General Practitioner Statistics (London)

Volume 35: debated on Tuesday 18 January 1983

The text on this page has been created from Hansard archive content, it may contain typographical errors.


asked the Secretary of State for Social Services what proportion of people living in London are not registered with a general practitioner.

This information is not routinely available. A recent survey by the Office of Population Censuses and Surveys suggests that 5 per cent. of people living in inner London are not registered with a general medical practitioner under the National Health Service.

Is it not the case that in London a larger proportion of people are not registered with a doctor than in other parts of the country? Is this not due to the reasons that are given in the Acheson report, which suggest that in London doctors are older, that premises are less satisfactory and that there are more single practices? Does the Minister think that some action should be taken to implement this section of the Acheson report?

I remind the hon. Gentleman that Professor Acheson's study group took the view that a non-registration rate of 5 per cent. or less could be regarded as insignificant.
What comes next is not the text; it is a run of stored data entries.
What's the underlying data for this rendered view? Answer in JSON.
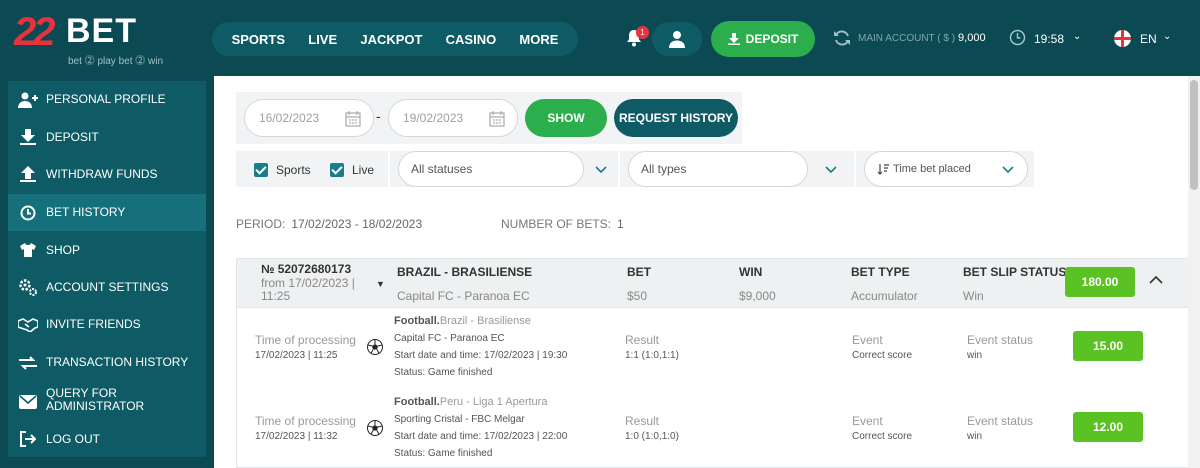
{
  "brand": {
    "logo_num": "22",
    "logo_word": "BET",
    "tagline": "bet ⓶ play  bet ⓶ win"
  },
  "topnav": [
    "SPORTS",
    "LIVE",
    "JACKPOT",
    "CASINO",
    "MORE"
  ],
  "header": {
    "notification_count": "1",
    "deposit_label": "DEPOSIT",
    "account_label": "MAIN ACCOUNT ( $ )",
    "account_balance": "9,000",
    "time": "19:58",
    "language": "EN"
  },
  "sidebar": {
    "items": [
      {
        "label": "PERSONAL PROFILE",
        "icon": "user-plus-icon"
      },
      {
        "label": "DEPOSIT",
        "icon": "download-icon"
      },
      {
        "label": "WITHDRAW FUNDS",
        "icon": "upload-icon"
      },
      {
        "label": "BET HISTORY",
        "icon": "clock-icon",
        "active": true
      },
      {
        "label": "SHOP",
        "icon": "shirt-icon"
      },
      {
        "label": "ACCOUNT SETTINGS",
        "icon": "gears-icon"
      },
      {
        "label": "INVITE FRIENDS",
        "icon": "handshake-icon"
      },
      {
        "label": "TRANSACTION HISTORY",
        "icon": "exchange-icon"
      },
      {
        "label": "QUERY FOR ADMINISTRATOR",
        "icon": "envelope-icon"
      },
      {
        "label": "LOG OUT",
        "icon": "logout-icon"
      }
    ]
  },
  "filters": {
    "date_from": "16/02/2023",
    "date_to": "19/02/2023",
    "date_sep": "-",
    "show_label": "SHOW",
    "request_history_label": "REQUEST HISTORY",
    "sports_label": "Sports",
    "live_label": "Live",
    "status_select": "All statuses",
    "type_select": "All types",
    "sort_select": "Time bet placed"
  },
  "summary": {
    "period_label": "PERIOD:",
    "period_value": "17/02/2023 - 18/02/2023",
    "num_bets_label": "NUMBER OF BETS:",
    "num_bets_value": "1"
  },
  "bet": {
    "number": "№ 52072680173",
    "from": "from 17/02/2023 | 11:25",
    "league_label": "BRAZIL - BRASILIENSE",
    "league_value": "Capital FC - Paranoa EC",
    "bet_label": "BET",
    "bet_value": "$50",
    "win_label": "WIN",
    "win_value": "$9,000",
    "type_label": "BET TYPE",
    "type_value": "Accumulator",
    "status_label": "BET SLIP STATUS",
    "status_value": "Win",
    "total_coef": "180.00",
    "events": [
      {
        "proc_label": "Time of processing",
        "proc_value": "17/02/2023 | 11:25",
        "sport": "Football.",
        "league": "Brazil - Brasiliense",
        "match": "Capital FC - Paranoa EC",
        "start": "Start date and time: 17/02/2023 | 19:30",
        "status": "Status: Game finished",
        "result_label": "Result",
        "result_value": "1:1 (1:0,1:1)",
        "event_label": "Event",
        "event_value": "Correct score",
        "estatus_label": "Event status",
        "estatus_value": "win",
        "coef": "15.00"
      },
      {
        "proc_label": "Time of processing",
        "proc_value": "17/02/2023 | 11:32",
        "sport": "Football.",
        "league": "Peru - Liga 1 Apertura",
        "match": "Sporting Cristal - FBC Melgar",
        "start": "Start date and time: 17/02/2023 | 22:00",
        "status": "Status: Game finished",
        "result_label": "Result",
        "result_value": "1:0 (1:0,1:0)",
        "event_label": "Event",
        "event_value": "Correct score",
        "estatus_label": "Event status",
        "estatus_value": "win",
        "coef": "12.00"
      }
    ]
  },
  "colors": {
    "header_bg": "#0b4a53",
    "panel": "#0f5b65",
    "green": "#2cae4c",
    "coef_green": "#5bc223",
    "brand_red": "#e8333f"
  }
}
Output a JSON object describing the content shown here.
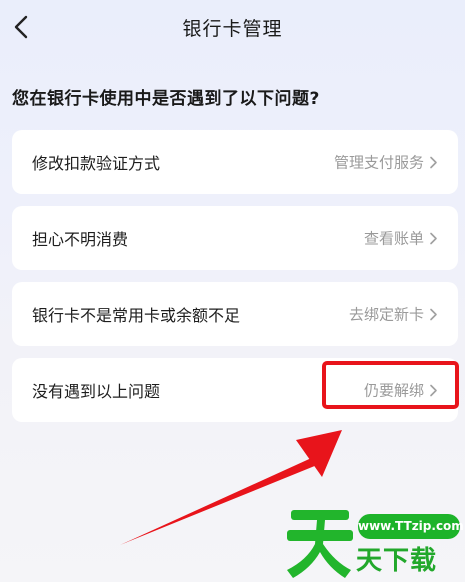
{
  "nav": {
    "title": "银行卡管理"
  },
  "question": "您在银行卡使用中是否遇到了以下问题?",
  "options": [
    {
      "label": "修改扣款验证方式",
      "action": "管理支付服务"
    },
    {
      "label": "担心不明消费",
      "action": "查看账单"
    },
    {
      "label": "银行卡不是常用卡或余额不足",
      "action": "去绑定新卡"
    },
    {
      "label": "没有遇到以上问题",
      "action": "仍要解绑"
    }
  ],
  "watermark": {
    "url": "www.TTzip.com",
    "text": "天下载"
  },
  "colors": {
    "highlight": "#e8141b",
    "arrow": "#e8141b",
    "watermark_green": "#1db32a"
  },
  "icons": {
    "back": "chevron-left-icon",
    "row_chevron": "chevron-right-icon"
  }
}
The survey that I have quoted shows that no special remedial action is needed.

In view of the disproportionate number of elderly doctors in the inner city areas and the number of doctors who want semi-retirement by having shorter lists, will the Minister restore the encouragements previously in existence for setting up new health centres?

I am prepared to consider that matter, but the hon. Gentleman ought to know that of the 35 medical practice areas in inner London, 34 are classified as being well or adequately doctored, so the problem is, at worst, patchy.